The tainted Saradha Group had been violating provisions of the Foreign Exchange Regulation Act (FERA) and making use of the hawala route to channelise over Rs. 200 crore, investigations revealed.
Findings revealed that a TMC Rajya Sabha member played a key role in such illegal fund transfers conducted by the group. The MP has already received a notice from the enforcement directorate (ED) for questioning by a team of the serious fraud investigation office (SFIO), the investigation arm of the Union corporate affairs ministry.
As per the SFIO findings, close to Rs. 120 crore was routed through wired transfers to different destinations in West Asia, South-East Asia and USA.

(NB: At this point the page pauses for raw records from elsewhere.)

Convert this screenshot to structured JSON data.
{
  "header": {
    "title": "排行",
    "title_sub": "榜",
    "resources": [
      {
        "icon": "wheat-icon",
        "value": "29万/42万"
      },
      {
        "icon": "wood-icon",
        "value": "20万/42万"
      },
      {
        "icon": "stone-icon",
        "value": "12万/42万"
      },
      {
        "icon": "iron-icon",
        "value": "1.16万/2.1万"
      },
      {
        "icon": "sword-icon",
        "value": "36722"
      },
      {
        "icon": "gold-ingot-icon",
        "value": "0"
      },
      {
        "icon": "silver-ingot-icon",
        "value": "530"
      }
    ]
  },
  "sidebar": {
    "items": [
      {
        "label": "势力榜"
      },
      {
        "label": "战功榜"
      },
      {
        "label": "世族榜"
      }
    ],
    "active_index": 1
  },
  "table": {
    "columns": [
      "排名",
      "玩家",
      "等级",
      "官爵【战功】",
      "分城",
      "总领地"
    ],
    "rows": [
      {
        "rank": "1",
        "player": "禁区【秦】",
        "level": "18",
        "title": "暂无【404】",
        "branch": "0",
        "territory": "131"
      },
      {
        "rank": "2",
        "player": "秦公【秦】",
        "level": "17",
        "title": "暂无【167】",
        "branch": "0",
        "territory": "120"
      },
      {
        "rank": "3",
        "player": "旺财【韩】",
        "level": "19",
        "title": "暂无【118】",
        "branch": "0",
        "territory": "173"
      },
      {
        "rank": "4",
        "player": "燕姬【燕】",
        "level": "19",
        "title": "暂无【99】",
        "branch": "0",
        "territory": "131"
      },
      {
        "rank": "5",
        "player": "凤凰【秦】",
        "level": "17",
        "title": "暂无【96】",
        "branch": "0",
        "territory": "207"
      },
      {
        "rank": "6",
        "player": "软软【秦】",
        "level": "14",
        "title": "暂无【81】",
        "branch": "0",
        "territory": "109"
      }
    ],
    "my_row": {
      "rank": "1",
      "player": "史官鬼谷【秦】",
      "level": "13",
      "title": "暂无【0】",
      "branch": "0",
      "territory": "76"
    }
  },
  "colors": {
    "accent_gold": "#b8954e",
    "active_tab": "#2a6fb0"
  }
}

“In such transfers, the concerned bank officials or agents did not comply with the RBI rule wherein in case of cross-border wire transfers, records has be maintained in case of transfers of Rs. 5,00,000 or above in foreign currency,” said an SFIO.
Meanwhile, ED findings have revealed the funds were first routed from Saradha accounts in West Bengal to the accounts of different agencies in other states like Orissa, Jharkhand, Assam, Delhi and Bihar among others. And then the same amount was routed back to other accounts held by the group in West Bengal.
The ED has also brought under its scanner three leaders of CPI (M) for questioning in the Saradha group scam “to obtain their side of information” in the case.